For a short moment the entire message was in space, in between the Earth and the Moon. We transmitted the signal with a Semtech LR1110 RF transceiver chip (in the 430-440 Mhz amateur band), amplified to 350 Watt, using the 25 meter dish of the telescope. Then, 2.44 seconds later, it was received by the same chip. One of the messages even contained a full LoRaWAN frame.

Nicolas Sornin, co-inventor of LoRa, told us: "This is a fantastic experiment, I had never dreamed that one day a LoRa message would travel all the way to the moon and back! I am impressed by the quality of the data captured, this dataset is going to become a classic for radiocommunications and signal processing students. A big thumbs up to the team and CAMRAS foundation for making this possible".

The Dwingeloo radio telescope, operated by the CAMRAS foundation, has a history of being used in amateur radio experiments and is now often used for moon bounces, but this was the first time a data message was bounced using a small RF chip. This telescope was commissioned in 1956, and played an important role in the early exploration of the structure of the Milky Way using 21 cm hydrogen radiation.
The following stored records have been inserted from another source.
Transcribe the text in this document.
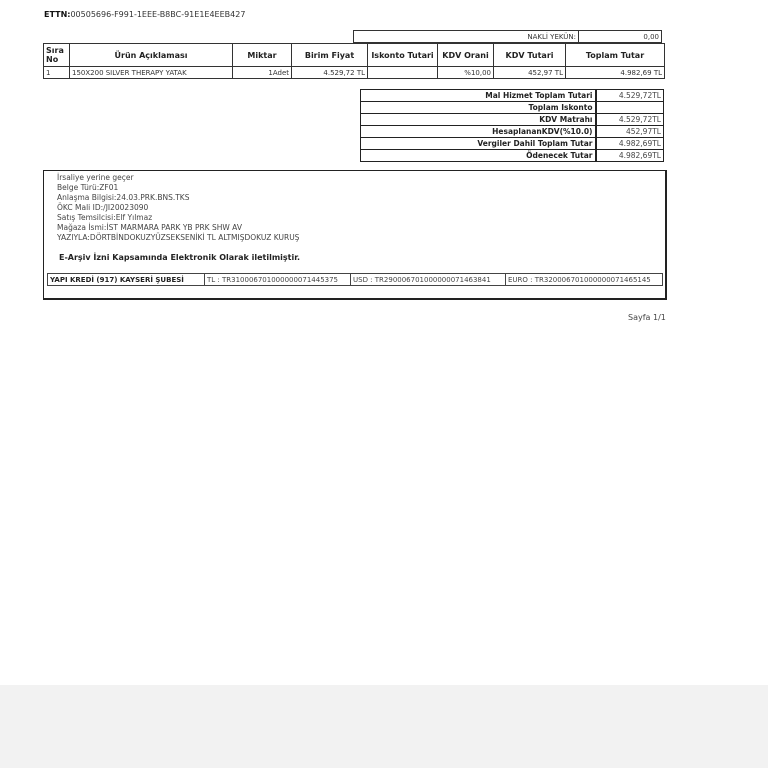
ETTN:00505696-F991-1EEE-B8BC-91E1E4EEB427
NAKLİ YEKÜN:	0,00
Sıra No	Ürün Açıklaması	Miktar	Birim Fiyat	Iskonto Tutari	KDV Orani	KDV Tutari	Toplam Tutar
1	150X200 SILVER THERAPY YATAK	1Adet	4.529,72 TL		%10,00	452,97 TL	4.982,69 TL
Mal Hizmet Toplam Tutari	4.529,72TL
Toplam Iskonto	
KDV Matrahı	4.529,72TL
HesaplananKDV(%10.0)	452,97TL
Vergiler Dahil Toplam Tutar	4.982,69TL
Ödenecek Tutar	4.982,69TL
İrsaliye yerine geçer
Belge Türü:ZF01
Anlaşma Bilgisi:24.03.PRK.BNS.TKS
ÖKC Mali ID:/JI20023090
Satış Temsilcisi:Elf Yılmaz
Mağaza İsmi:İST MARMARA PARK YB PRK SHW AV
YAZIYLA:DÖRTBİNDOKUZYÜZSEKSENİKİ TL ALTMIŞDOKUZ KURUŞ
E-Arşiv İzni Kapsamında Elektronik Olarak iletilmiştir.
YAPI KREDİ (917) KAYSERİ ŞUBESİ	TL : TR310006701000000071445375	USD : TR290006701000000071463841	EURO : TR320006701000000071465145
Sayfa 1/1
With the LR1110 chip we also measured the round trip time of the message, as well as the frequency offset due to Doppler caused by the relative motion of the Earth and the Moon. From the round trip time we calculated the distance to the moon. Both distance and frequency offset matched very well with predicted values calculated using NASA's JPL Horizons ephemeris system.

In addition to the LoRa chips, we used an SDR (Software Defined Radio) to capture both the transmitted and received signal for further analysis. These measurements together with analysis notebooks will be published as open data. As a preview, this is a Delay-Doppler plot of the received signal, essentially showing a radar image of the moon, the ultimate example of joint communications and sensing.